Tradisi ini merupakan perayaan simbolis yang mencerminkan persatuan antara umat Islam Sasak dan Hindu Bali di Lombok, dan tahun 2025 ini menandai momen penting karena kembali masuk dalam kalender Kharisma Event Nusantara (KEN) 2025 dari Kementerian Pariwisata.
Tradisi Berabad-Abad yang Mengubah Konflik Jadi Perdamaian

Sejarah Perang Topat berakar dari hubungan panjang antara umat Hindu dan Islam di Lombok sejak masa Kerajaan Karangasem Bali pada abad ke-16. Kisahnya dimulai ketika rencana pembangunan Pura Lingsar pada tahun 1759 menimbulkan penolakan dari masyarakat Muslim Sasak yang menganggap kawasan tersebut memiliki nilai historis bagi mereka karena terdapat kolam mata air bernama Kemaliq.
Yang menarik adalah bagaimana kedua komunitas ini menyelesaikan perselisihan. Alih-alih berperang, mereka memilih jalan damai. Berkat peran seorang kiai setempat yang kharismatik, kedua pihak berdamai dan melahirkan tradisi Perang Topat sebagai simbol kerukunan.
Bupati Lombok Barat H. Lalu Ahmad Zaini (LAZ) menegaskan bahwa tradisi ini bukan sekedar ritual tahunan atau festival budaya, tetapi merupakan simbol agung kerukunan dan toleransi. Dalam konteks Indonesia yang plural, tradisi ini menjadi bukti nyata bahwa perbedaan agama dan suku bukan penghalang untuk hidup harmonis.
Tradisi ini dilaksanakan di Pura Lingsar yang unik karena memiliki dua bangunan sakral: Pura Gaduh untuk umat Hindu dan Kemaliq untuk umat Islam. Keunikan arsitektur ini sendiri sudah menjadi simbol harmonisasi kedua umat yang hidup berdampingan. Saat sore tiba, tepatnya setelah salat ashar yang dalam bahasa Sasak disebut “raraq kembang waru” (gugur bunga pohon waru), kedua komunitas berkumpul di titik masing-masing dan ritual pun dimulai.
Warisan Budaya Tak Benda: Pengakuan Nasional yang Membanggakan

Perang Topat merupakan Warisan Budaya Tak Benda (WBTB) yang diakui secara nasional melalui surat keputusan Mentri Pendidikan dan Kebudayaan RI, Nomor 19255/mpk.F/kb/2020. Status ini menempatkan Perang Topat dalam kategori yang sama dengan warisan budaya Indonesia lainnya seperti Wayang, Batik, dan Angklung.
Indonesia memiliki banyak warisan budaya takbenda yang patut dibanggakan.
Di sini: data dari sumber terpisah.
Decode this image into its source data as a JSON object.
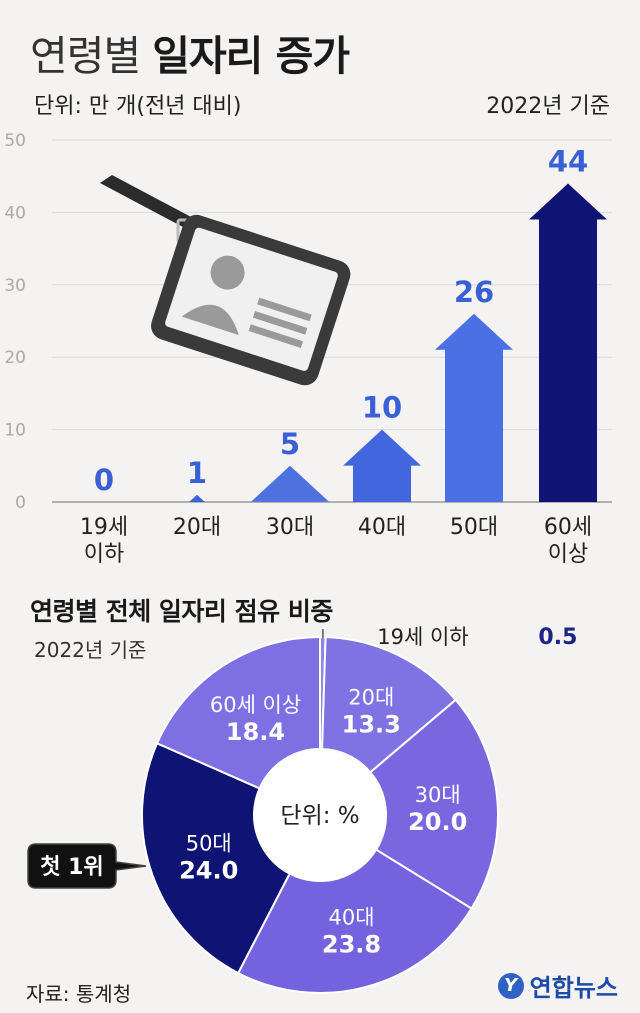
{
  "header": {
    "title_thin": "연령별",
    "title_bold": "일자리 증가",
    "unit": "단위: 만 개(전년 대비)",
    "basis": "2022년 기준"
  },
  "chart_data": [
    {
      "type": "bar",
      "title": "연령별 일자리 증가",
      "ylabel": "단위: 만 개(전년 대비)",
      "ylim": [
        0,
        50
      ],
      "yticks": [
        0,
        10,
        20,
        30,
        40,
        50
      ],
      "grid": true,
      "categories": [
        [
          "19세",
          "이하"
        ],
        [
          "20대"
        ],
        [
          "30대"
        ],
        [
          "40대"
        ],
        [
          "50대"
        ],
        [
          "60세",
          "이상"
        ]
      ],
      "values": [
        0,
        1,
        5,
        10,
        26,
        44
      ],
      "value_labels": [
        "0",
        "1",
        "5",
        "10",
        "26",
        "44"
      ],
      "colors": [
        "#3a63d8",
        "#3a63d8",
        "#4d72e0",
        "#4166dd",
        "#4a70e3",
        "#0f1474"
      ]
    },
    {
      "type": "pie",
      "title": "연령별 전체 일자리 점유 비중",
      "basis": "2022년 기준",
      "center_label": "단위: %",
      "slices": [
        {
          "label": "19세 이하",
          "value": 0.5,
          "value_label": "0.5",
          "color": "#8f86e6"
        },
        {
          "label": "20대",
          "value": 13.3,
          "value_label": "13.3",
          "color": "#7f72e2"
        },
        {
          "label": "30대",
          "value": 20.0,
          "value_label": "20.0",
          "color": "#7a67e0"
        },
        {
          "label": "40대",
          "value": 23.8,
          "value_label": "23.8",
          "color": "#7562df"
        },
        {
          "label": "50대",
          "value": 24.0,
          "value_label": "24.0",
          "color": "#0f1474"
        },
        {
          "label": "60세 이상",
          "value": 18.4,
          "value_label": "18.4",
          "color": "#7e70e3"
        }
      ],
      "highlight_label": "첫 1위"
    }
  ],
  "footer": {
    "source": "자료: 통계청",
    "logo_mark": "Y",
    "logo_text": "연합뉴스"
  },
  "icons": [
    "id-badge-icon",
    "logo-icon"
  ]
}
Pada tahun 2025, Kementerian Kebudayaan Republik Indonesia menetapkan 514 warisan budaya takbenda Indonesia, sehingga total warisan budaya takbenda Indonesia yang ditetapkan dari tahun 2013 hingga 2025 berjumlah 2.727 warisan budaya. Perang Topat menjadi salah satu dari ribuan warisan tersebut yang masih aktif dipraktikkan hingga kini.
Status WBTB ini bukan sekadar pengakuan formal. Ini adalah komitmen negara untuk melestarikan tradisi yang mengajarkan nilai toleransi di tengah keberagaman Indonesia. Dalam era di mana konflik antarumat beragama masih terjadi di berbagai belahan dunia, Perang Topat menjadi model inspirasi bagaimana perbedaan bisa dirayakan, bukan diperdebatkan.
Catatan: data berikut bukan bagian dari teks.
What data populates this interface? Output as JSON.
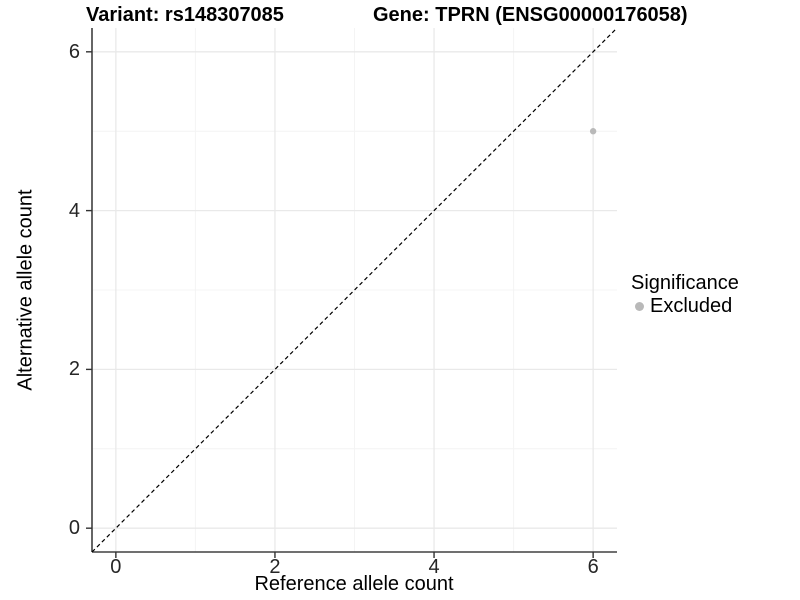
{
  "header": {
    "variant_title": "Variant: rs148307085",
    "gene_title": "Gene: TPRN (ENSG00000176058)"
  },
  "axes": {
    "x": {
      "label": "Reference allele count",
      "ticks": [
        "0",
        "2",
        "4",
        "6"
      ]
    },
    "y": {
      "label": "Alternative allele count",
      "ticks": [
        "0",
        "2",
        "4",
        "6"
      ]
    }
  },
  "legend": {
    "title": "Significance",
    "items": [
      {
        "label": "Excluded",
        "marker": "circle",
        "color": "#b9b9b9"
      }
    ]
  },
  "chart_data": {
    "type": "scatter",
    "title": "Variant: rs148307085 / Gene: TPRN (ENSG00000176058)",
    "xlabel": "Reference allele count",
    "ylabel": "Alternative allele count",
    "xlim": [
      -0.3,
      6.3
    ],
    "ylim": [
      -0.3,
      6.3
    ],
    "x_ticks": [
      0,
      2,
      4,
      6
    ],
    "y_ticks": [
      0,
      2,
      4,
      6
    ],
    "grid": "major gridlines at ticks, minor gridlines at odd integers, light gray on white",
    "legend_position": "right-middle",
    "series": [
      {
        "name": "Excluded",
        "marker": "circle",
        "color": "#b9b9b9",
        "points": [
          {
            "x": 6,
            "y": 5
          }
        ]
      }
    ],
    "annotations": [
      {
        "type": "line",
        "desc": "identity line y = x",
        "style": "dashed",
        "color": "#000000",
        "from": [
          -0.3,
          -0.3
        ],
        "to": [
          6.3,
          6.3
        ]
      }
    ]
  },
  "colors": {
    "background": "#ffffff",
    "grid_major": "#e9e9e9",
    "grid_minor": "#f4f4f4",
    "axis_line": "#404040",
    "tick_mark": "#333333",
    "tick_text": "#262626",
    "title_text": "#000000",
    "point": "#b9b9b9"
  }
}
Perang Topat 2025: Fakta dan Angka Terkini

Puncak perayaan Puja Wali dan Perang Topat 2025 digelar pada 4 Desember di Pura Lingsar dengan tema “The Power of Culture”. Acara ini bukan event satu hari. Rangkaian kegiatan berlangsung sejak 29 November hingga 7 Desember 2025, dimulai dengan berbagai prosesi sakral dan atraksi budaya.
Sebanyak 450 personel gabungan TNI–Polri dan Pemerintah Kabupaten Lombok Barat disiagakan untuk mengamankan rangkaian acara. Pengamanan skala besar ini melibatkan 275 personel Polresta Mataram, satu kompi BKO Satbrimob Polda NTB, satu kompi BKO Ditsamapta Polda NTB, personel Kodim 1606/Mataram, Satpol PP Lombok Barat, serta Dinas Perhubungan Lombok Barat.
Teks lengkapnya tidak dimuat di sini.